Romanlarını daha çok geçmişin mistik ortamında, bu ortamın el verdiği simgesel dille kaleme alan Coelho, bir önceki kitabı Portobella Cadısı'nda olduğu gibi yeni kitabında da rotasını günümüz dünyasına, modern gerçekliğe çeviriyor. Romanın yazgısı da, yargısı da adından belli: Kazanan en nihayetinde hep yalnızdır.. İçinde yaşadığımız sistemin beyhude vaatlerine kanıp, bunlarla oyalanarak kendi kendini yok eden, köleleştiren orta ve alt sınıf yerine bu vaatlerin hepsini yerine getirmiş süpersınıfın romanı ''Kazanan Yalnızdır''.*
Kazanan Yalnızdır'da Paulo Coelho, kalemini bilinmeyenlerle dolu moda ve sinema dünyasının iç dünyasına çeviriyor. Küçük hesaplaşmalarla dolu, çıkar çatışmalarının her zaman en ön planda olduğu moda dünyasının ardında yatan cinneti, yıkımı, kaosu, mutsuzluğu ve vahşeti gözler önüne seriyor ve son derece de başarılı oluyor. Sırf göz önünde bulunabilmek, herkes tarafından tanınabilmek, zenginmiş gibi görünebilmek için insanların hayatlarını nasıl yok ettiğini gösteriyor çarpıcı bir biçimde. Ayrıca moda ve sinema dünyası hakkında hiç bilmediğimiz, perde arkasında kalan olayları da yediriyor kitabına, bu anlamda okuyucuları bilinçlendiren bir tarafı da olduğunu söylemeliyim.

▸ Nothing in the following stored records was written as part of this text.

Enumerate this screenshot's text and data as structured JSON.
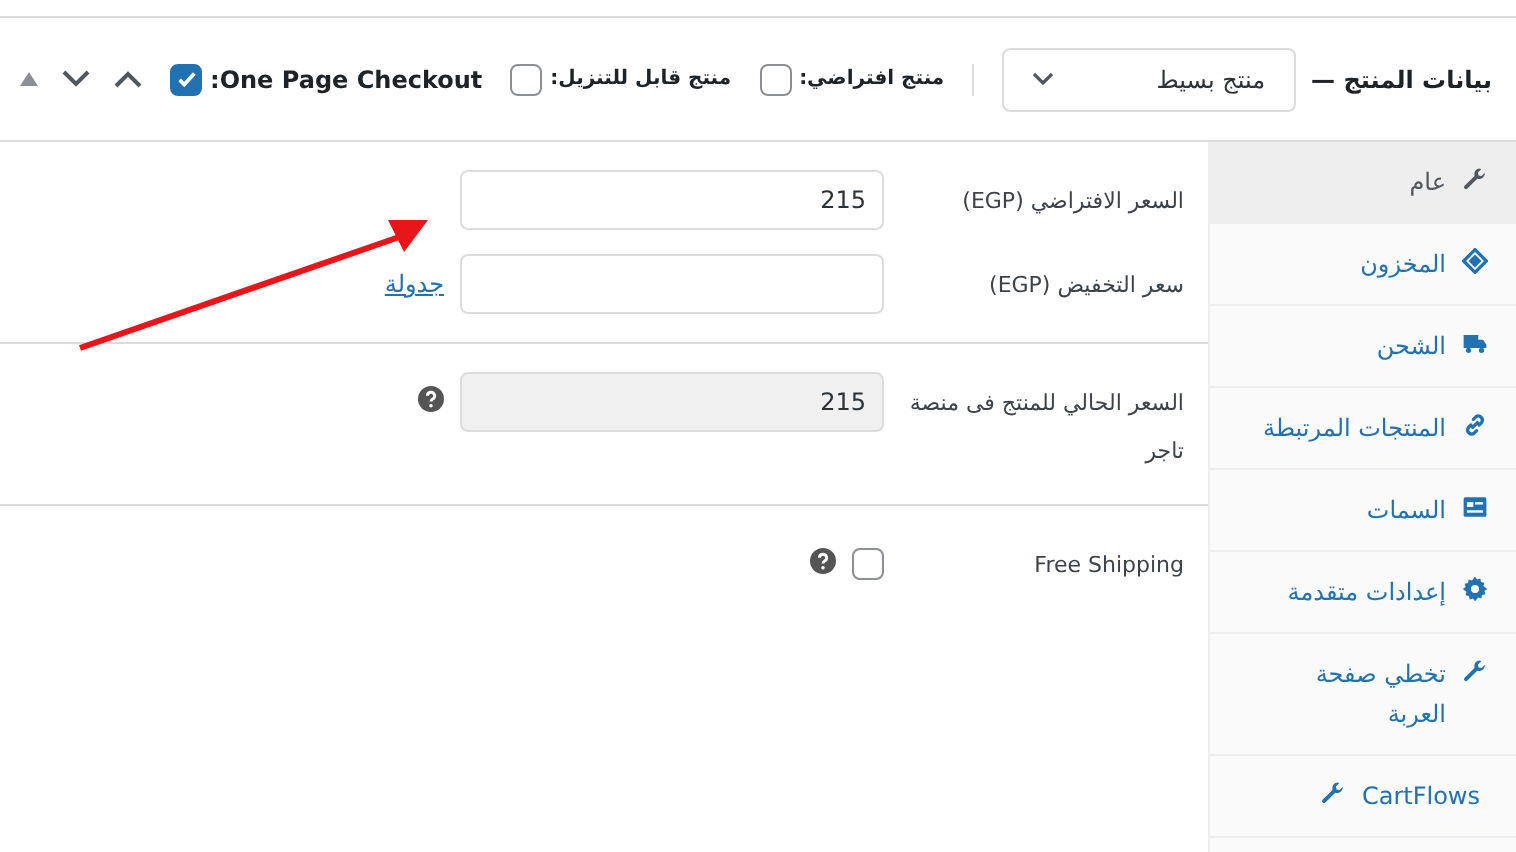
{
  "header": {
    "title": "بيانات المنتج —",
    "product_type": "منتج بسيط",
    "options": [
      {
        "label": "منتج افتراضي:",
        "checked": false
      },
      {
        "label": "منتج قابل للتنزيل:",
        "checked": false
      },
      {
        "label": "One Page Checkout:",
        "checked": true
      }
    ]
  },
  "sidebar": {
    "items": [
      {
        "label": "عام",
        "kind": "wrench",
        "selected": true
      },
      {
        "label": "المخزون",
        "kind": "tag",
        "selected": false
      },
      {
        "label": "الشحن",
        "kind": "truck",
        "selected": false
      },
      {
        "label": "المنتجات المرتبطة",
        "kind": "link",
        "selected": false
      },
      {
        "label": "السمات",
        "kind": "list",
        "selected": false
      },
      {
        "label": "إعدادات متقدمة",
        "kind": "gear",
        "selected": false
      },
      {
        "label": "تخطي صفحة العربة",
        "kind": "wrench",
        "selected": false
      },
      {
        "label": "CartFlows",
        "kind": "wrench-leading",
        "selected": false
      }
    ]
  },
  "sections": [
    {
      "fields": [
        {
          "label": "السعر الافتراضي (EGP)",
          "kind": "text",
          "value": "215",
          "disabled": false
        },
        {
          "label": "سعر التخفيض (EGP)",
          "kind": "text",
          "disabled": false,
          "link": "جدولة"
        }
      ]
    },
    {
      "fields": [
        {
          "label": "السعر الحالي للمنتج فى منصة تاجر",
          "kind": "text",
          "value": "215",
          "disabled": true,
          "help": true
        }
      ]
    },
    {
      "fields": [
        {
          "label": "Free Shipping",
          "kind": "checkbox",
          "checked": false,
          "help": true
        }
      ]
    }
  ],
  "annotation": {
    "kind": "arrow"
  }
}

Evet, Coelho'nun bu kitabı kitapta sözü geçen ''süpersınıf'' a ait olmayan biri için farkındalık yaratan bir kitap değil belki.. Belki de gereksiz uzatılmış, belki İgor dışındaki karakterler aşırı karton kalmış, belki bilinmeyen felsefi söylemler anlatmıyor, belki büyük bir farkındalık yaratmıyor, belki zaman zaman sıkıyor, belki diğer kitaplarından farklı bir teması yok... Belki belki belki... Bu kitap hakkında birçok belki çıkarabilirim, ancak bittiğinde üzülmemi sağlamış bir kitap ''Kazanan Yalnızdır''. Benim için de kitaplar konusundaki en önemli geçer akçe bu olduğu için, benden iyi bir not kapmayı başarmıştır ''Kazanan Yalnızdır''. Ancak size önerebileceğimi zannetmiyorum, çünkü okuyucuyla arasına baştan bir mesafe koyan ve genel okuyucu kitlesine hitap etmeyen bir kitap bu. Ancak meraklıları, zaten kaçırmayacaklardır tahminim...
Altı Çizilesi
- Büyük bir aşk uğruna bir evreni yok etmek kabul edilebilir mi?
- ''...Ama bir de ruha saldıran bir hastalık vardır ki, onu pek bilmeyiz. İlk evreleri çoğu zaman hiç fark edilmediği için çok tehlikelidir. İlk kayıtsızlık ya da ilk isteksizlik belirtisini önemsememezlik etmeyin!Bu hastalık ancak, yüzeysel bir şekilde yaşamaya zorladığımız ruhun acı çektiğini , hem de büyük acılar çektiğini fark ederek önlenebilir. Ruh güzel ve derin olan her şeyi sever.''
- Evet, kazandı. Ama Kazanan yalnız değildir.
- Deniz bir tek kum taneciğini yutmaya görsün, bütün bir avrupa küçülür. Kuşkusuz farkına bile varmayız. Belki yalnızca bir kum taneciğidir kaybolan, ama o anda koca kıta ufalır.
KÜNYE
Kitap İsmi: Kazanan Yalnızdır
Yazar: Paulo Coelho
Yayın Yılı: 2008
Yayınevi: Can Yayınları 6/10
Sayfa Sayısı: 376
Baskı: 1.Baskı
*Sabitfikir.com'daki Paulo Coelho yazısından faydalanılmıştır.